Stopping Price in two rounds courtesy of a well-timed counter, Thompson had caused a seismic upset, and he repeated the result five months later in the summer of 2013. Further defeats over the years to Christian Hammer, Alexander Povetkin and Sergey Kuzmin have dented Price's dream of a world title, but the heavyweight banger is still around and hasn't given up hope of one last big opportunity as he prepares to face Dave Allen on July 20, live on Sky Box Office.
Britain's first Olympic gold medallist to capture a world title, James DeGale knows all about doing things the hard way as he rebounded from an early career loss to George Groves to go on and carve out a brilliant career that brought many glories. Fast-tracked from his debut, DeGale was British champion before his fight total had even reached double figures, and in fight number 11, he was fighting on PPV against his old amateur club-mate, now turned dreaded rival.
DeGale lost to Groves by the narrowest of margin, but his comeback took him all the way to the top.

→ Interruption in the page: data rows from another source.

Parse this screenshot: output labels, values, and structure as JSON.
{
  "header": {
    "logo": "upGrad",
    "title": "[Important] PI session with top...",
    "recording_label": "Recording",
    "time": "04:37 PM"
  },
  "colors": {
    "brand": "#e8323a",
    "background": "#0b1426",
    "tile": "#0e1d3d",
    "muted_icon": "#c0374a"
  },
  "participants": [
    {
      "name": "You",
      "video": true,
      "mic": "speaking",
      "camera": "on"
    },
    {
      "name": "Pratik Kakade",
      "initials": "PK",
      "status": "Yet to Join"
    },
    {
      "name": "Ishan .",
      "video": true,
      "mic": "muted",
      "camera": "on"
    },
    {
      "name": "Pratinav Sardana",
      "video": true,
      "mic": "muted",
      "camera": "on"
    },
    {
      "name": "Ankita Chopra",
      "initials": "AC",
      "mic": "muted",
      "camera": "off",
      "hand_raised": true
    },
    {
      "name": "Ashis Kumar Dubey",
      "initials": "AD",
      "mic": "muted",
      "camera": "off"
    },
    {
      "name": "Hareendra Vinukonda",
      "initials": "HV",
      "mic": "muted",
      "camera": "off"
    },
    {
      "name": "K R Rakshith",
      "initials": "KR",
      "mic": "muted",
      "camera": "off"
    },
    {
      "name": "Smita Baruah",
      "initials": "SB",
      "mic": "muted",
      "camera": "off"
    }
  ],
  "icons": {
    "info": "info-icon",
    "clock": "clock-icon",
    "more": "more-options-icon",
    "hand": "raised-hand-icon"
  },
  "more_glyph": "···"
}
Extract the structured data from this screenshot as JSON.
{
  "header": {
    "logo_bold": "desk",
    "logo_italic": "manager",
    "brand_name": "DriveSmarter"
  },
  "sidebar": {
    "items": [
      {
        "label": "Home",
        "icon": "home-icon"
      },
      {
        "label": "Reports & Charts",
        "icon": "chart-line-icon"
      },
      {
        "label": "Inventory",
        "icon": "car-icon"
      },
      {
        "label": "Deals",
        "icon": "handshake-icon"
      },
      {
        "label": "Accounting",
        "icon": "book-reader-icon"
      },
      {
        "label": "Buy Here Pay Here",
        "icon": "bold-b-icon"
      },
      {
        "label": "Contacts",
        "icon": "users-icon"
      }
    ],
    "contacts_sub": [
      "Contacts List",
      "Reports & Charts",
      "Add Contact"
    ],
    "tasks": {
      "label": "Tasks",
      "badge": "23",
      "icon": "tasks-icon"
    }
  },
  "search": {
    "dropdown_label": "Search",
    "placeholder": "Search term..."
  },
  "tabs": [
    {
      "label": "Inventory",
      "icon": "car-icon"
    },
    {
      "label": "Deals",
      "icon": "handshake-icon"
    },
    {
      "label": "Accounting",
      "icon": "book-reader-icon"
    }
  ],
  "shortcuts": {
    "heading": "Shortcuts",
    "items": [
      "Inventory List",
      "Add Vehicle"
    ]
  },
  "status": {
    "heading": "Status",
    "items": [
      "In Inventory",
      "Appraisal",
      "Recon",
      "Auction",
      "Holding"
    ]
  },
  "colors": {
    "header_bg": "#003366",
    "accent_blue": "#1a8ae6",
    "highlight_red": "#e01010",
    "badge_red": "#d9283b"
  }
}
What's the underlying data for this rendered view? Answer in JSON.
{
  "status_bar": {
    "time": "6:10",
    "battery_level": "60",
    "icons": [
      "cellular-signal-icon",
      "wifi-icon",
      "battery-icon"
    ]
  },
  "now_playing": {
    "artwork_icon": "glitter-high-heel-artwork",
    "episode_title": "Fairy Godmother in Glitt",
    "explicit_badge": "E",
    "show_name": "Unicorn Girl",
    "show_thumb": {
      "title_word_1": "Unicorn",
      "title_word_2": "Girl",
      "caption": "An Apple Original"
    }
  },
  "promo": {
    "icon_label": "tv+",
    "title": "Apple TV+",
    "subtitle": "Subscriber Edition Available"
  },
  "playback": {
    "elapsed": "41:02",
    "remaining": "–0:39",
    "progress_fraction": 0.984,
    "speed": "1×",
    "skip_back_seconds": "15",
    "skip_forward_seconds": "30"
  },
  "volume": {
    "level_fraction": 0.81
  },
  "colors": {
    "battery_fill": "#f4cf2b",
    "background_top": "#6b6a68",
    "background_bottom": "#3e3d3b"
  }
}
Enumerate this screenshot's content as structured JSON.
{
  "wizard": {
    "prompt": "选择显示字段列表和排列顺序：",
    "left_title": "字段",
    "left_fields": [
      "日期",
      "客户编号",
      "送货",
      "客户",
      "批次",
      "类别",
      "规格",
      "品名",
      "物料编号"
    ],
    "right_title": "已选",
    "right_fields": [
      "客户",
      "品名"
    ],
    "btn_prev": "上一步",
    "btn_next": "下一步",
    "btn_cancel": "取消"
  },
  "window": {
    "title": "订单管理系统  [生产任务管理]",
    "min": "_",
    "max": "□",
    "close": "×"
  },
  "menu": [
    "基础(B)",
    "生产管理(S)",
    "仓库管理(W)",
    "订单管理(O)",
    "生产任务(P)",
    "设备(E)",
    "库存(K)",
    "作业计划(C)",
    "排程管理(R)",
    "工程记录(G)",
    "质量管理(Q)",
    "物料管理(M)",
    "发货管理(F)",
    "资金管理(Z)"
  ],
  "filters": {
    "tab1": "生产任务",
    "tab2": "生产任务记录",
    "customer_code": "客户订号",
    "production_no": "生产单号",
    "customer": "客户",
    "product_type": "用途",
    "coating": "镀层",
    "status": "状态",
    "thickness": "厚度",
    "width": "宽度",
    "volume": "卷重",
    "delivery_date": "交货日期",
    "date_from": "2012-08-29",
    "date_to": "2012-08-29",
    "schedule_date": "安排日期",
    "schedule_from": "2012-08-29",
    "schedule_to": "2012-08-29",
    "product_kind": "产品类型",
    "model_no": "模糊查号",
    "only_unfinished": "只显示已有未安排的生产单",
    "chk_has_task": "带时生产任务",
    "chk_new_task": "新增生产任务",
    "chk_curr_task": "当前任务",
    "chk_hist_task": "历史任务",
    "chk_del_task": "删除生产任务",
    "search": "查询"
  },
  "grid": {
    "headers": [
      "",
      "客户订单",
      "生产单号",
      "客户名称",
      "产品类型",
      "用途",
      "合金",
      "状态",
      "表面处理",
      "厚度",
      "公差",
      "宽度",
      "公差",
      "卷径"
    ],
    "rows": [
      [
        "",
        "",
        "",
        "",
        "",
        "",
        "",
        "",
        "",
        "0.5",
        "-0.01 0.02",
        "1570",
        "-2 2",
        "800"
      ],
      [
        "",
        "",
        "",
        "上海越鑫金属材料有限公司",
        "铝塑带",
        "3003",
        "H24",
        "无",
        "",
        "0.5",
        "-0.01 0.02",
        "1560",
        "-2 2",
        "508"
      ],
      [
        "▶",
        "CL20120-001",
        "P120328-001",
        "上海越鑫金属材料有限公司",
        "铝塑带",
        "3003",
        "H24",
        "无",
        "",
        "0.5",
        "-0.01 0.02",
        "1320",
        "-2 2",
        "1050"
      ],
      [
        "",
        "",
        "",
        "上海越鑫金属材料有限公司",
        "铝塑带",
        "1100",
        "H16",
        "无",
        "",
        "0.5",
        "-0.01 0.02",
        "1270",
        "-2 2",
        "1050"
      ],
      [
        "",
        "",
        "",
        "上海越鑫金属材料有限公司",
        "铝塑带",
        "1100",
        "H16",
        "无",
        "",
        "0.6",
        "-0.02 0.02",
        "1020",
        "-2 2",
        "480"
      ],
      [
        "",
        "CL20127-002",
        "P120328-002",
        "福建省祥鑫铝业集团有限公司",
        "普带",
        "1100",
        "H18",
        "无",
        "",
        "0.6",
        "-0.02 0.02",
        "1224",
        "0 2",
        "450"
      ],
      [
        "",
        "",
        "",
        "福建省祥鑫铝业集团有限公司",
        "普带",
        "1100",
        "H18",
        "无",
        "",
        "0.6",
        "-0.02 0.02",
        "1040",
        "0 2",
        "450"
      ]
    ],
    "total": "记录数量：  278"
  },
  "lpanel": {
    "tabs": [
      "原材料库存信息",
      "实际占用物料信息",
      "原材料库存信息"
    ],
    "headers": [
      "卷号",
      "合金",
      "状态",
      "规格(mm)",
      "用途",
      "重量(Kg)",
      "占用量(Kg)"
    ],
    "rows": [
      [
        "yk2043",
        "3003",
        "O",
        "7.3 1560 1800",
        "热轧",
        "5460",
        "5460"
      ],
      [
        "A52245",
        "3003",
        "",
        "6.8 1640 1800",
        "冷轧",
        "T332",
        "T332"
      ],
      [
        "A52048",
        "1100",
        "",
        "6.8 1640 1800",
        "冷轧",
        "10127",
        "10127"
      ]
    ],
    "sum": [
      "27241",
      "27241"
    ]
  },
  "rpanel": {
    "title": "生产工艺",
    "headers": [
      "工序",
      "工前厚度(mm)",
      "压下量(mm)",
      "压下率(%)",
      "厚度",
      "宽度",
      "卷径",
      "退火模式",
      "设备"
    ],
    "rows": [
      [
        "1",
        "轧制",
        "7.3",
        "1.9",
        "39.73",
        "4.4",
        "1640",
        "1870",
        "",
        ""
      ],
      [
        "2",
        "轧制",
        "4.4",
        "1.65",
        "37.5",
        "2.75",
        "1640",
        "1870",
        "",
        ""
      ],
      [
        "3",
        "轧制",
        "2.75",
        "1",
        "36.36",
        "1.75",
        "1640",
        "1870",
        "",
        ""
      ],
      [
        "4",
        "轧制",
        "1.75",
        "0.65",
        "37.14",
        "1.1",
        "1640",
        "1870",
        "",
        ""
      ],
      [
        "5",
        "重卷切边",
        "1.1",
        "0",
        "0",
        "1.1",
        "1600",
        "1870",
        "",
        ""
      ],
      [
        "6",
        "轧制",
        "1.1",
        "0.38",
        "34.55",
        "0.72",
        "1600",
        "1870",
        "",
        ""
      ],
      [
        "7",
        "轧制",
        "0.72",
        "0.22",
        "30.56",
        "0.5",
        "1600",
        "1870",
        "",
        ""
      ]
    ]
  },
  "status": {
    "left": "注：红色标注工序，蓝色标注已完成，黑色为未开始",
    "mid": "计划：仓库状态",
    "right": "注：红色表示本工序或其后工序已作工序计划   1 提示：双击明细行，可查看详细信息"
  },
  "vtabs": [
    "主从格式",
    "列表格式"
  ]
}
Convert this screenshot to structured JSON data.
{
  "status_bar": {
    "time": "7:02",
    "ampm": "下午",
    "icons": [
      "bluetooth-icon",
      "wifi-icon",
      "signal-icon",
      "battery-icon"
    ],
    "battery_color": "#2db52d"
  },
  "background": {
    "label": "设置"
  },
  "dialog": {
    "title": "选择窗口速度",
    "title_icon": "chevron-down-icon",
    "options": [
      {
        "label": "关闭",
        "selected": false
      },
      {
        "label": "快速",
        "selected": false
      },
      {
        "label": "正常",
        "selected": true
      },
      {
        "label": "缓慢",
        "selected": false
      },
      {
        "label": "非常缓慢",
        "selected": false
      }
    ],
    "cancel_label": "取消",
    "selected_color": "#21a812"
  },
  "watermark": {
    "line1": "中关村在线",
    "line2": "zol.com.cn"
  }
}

First fight after Groves, DeGale was continental champion after a hard-fought fight with Poland's Piotr Wilczewski, and although many promotional changes took his career in a variety of directions, DeGale claimed the big one when he outpointed the excellent American, Andre Dirrell, for the vacant IBF world title at super-middleweight. Further losses would follow for DeGale as a long and hard career took its toll on his body, but his ability to bounce back from multiple setbacks is one of "Chunky's" standout attributes.